Als Old Shatterhand und Winnetou dem völlig unbedarften Jeff Robinson begegnen, der auf der Suche nach dem Mörder seines Bruders ist, ist ihnen schnell klar, dass der junge Mann ohne ihre Begleitung im Wilden Westen scheitern wird. Ihr Weg führt sie nach Fort Worth, gerade als dort die Nachricht eintrifft, dass die Postkutsche mit der Tochter des Majors im Llano Estacado von Indianern überfallen wurde. Die beiden Westmänner brechen sofort zu einer Rettungsmission auf.
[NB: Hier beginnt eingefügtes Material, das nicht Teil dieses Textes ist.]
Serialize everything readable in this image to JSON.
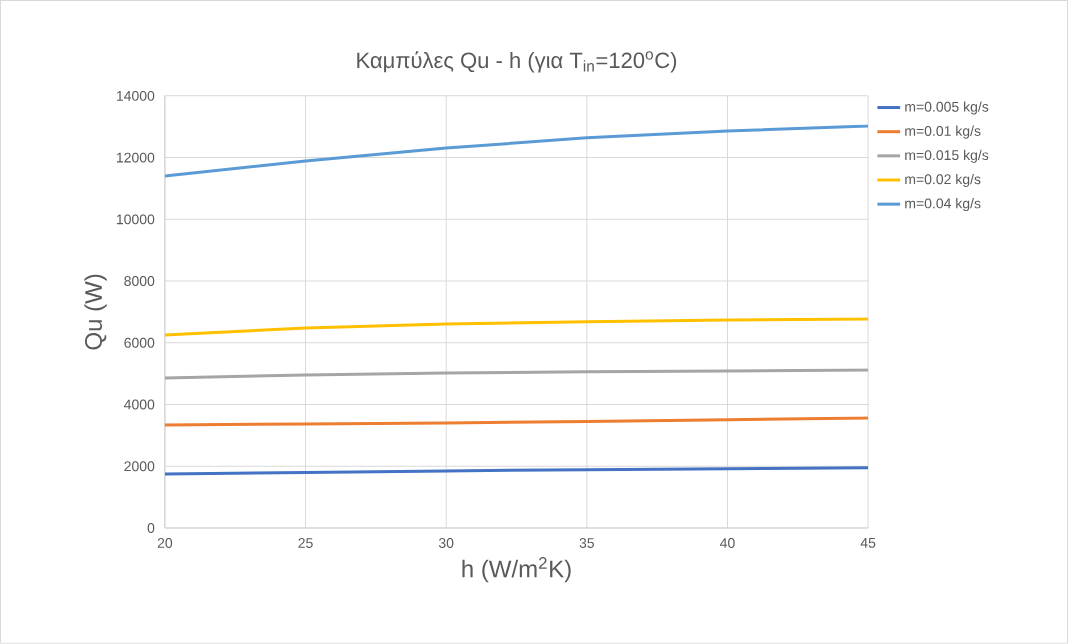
{
  "chart_data": {
    "type": "line",
    "title": "Καμπύλες Qu - h (για T$_{in}$=120$^{o}$C)",
    "xlabel": "h (W/m$^{2}$K)",
    "ylabel": "Qu (W)",
    "x": [
      20,
      25,
      30,
      35,
      40,
      45
    ],
    "series": [
      {
        "name": "m=0.005 kg/s",
        "color": "#4472c4",
        "values": [
          1750,
          1800,
          1850,
          1890,
          1920,
          1950
        ]
      },
      {
        "name": "m=0.01 kg/s",
        "color": "#ed7d31",
        "values": [
          3340,
          3370,
          3400,
          3450,
          3510,
          3560
        ]
      },
      {
        "name": "m=0.015 kg/s",
        "color": "#a5a5a5",
        "values": [
          4860,
          4960,
          5020,
          5060,
          5090,
          5120
        ]
      },
      {
        "name": "m=0.02 kg/s",
        "color": "#ffc000",
        "values": [
          6250,
          6480,
          6610,
          6680,
          6740,
          6770
        ]
      },
      {
        "name": "m=0.04 kg/s",
        "color": "#5b9bd5",
        "values": [
          11400,
          11890,
          12310,
          12640,
          12860,
          13020
        ]
      }
    ],
    "xlim": [
      20,
      45
    ],
    "xticks": [
      20,
      25,
      30,
      35,
      40,
      45
    ],
    "ylim": [
      0,
      14000
    ],
    "yticks": [
      0,
      2000,
      4000,
      6000,
      8000,
      10000,
      12000,
      14000
    ],
    "grid": true,
    "legend": "right",
    "marker": "none",
    "line_style": "solid"
  }
}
Ich kann einfach kaum einem Buch aus dem Karl-May-Verlag widerstehen und so musste ich natürlich auch zu diesem hier greifen. Vollmundig wird hier ein neues Karl May-Abenteuer versprochen mit all den Helden, die man aus dem großen Werk kennt von Winnetou und Old Shatterhand bis zu Bloody Fox und dem Missouri-Blenter. Schade ist, dass sich das Buch ein bisschen liest wie eine abgehakte Strichliste. Als hätte jemand dem dem Autor eine To-Do-List gegeben, auf der all das steht, was unbedingt im Roman auftauchen muss, von Charakteren bis zu Schreibelementen. So wirkt das ganze etwas unmotiviert. Jeff Robinson bleibt blass und bestenfalls albern, ein Siedlertreck, der nur für eine etwas gezwungene Liebesgeschichte vorhanden ist und Bloody Fox ist nur dabei, weil es im Llano Estacado spielt – im Übrigen so wenig präsent, dass es keinen Unterschied gemacht hätte, wenn er nicht dabei gewesen wäre.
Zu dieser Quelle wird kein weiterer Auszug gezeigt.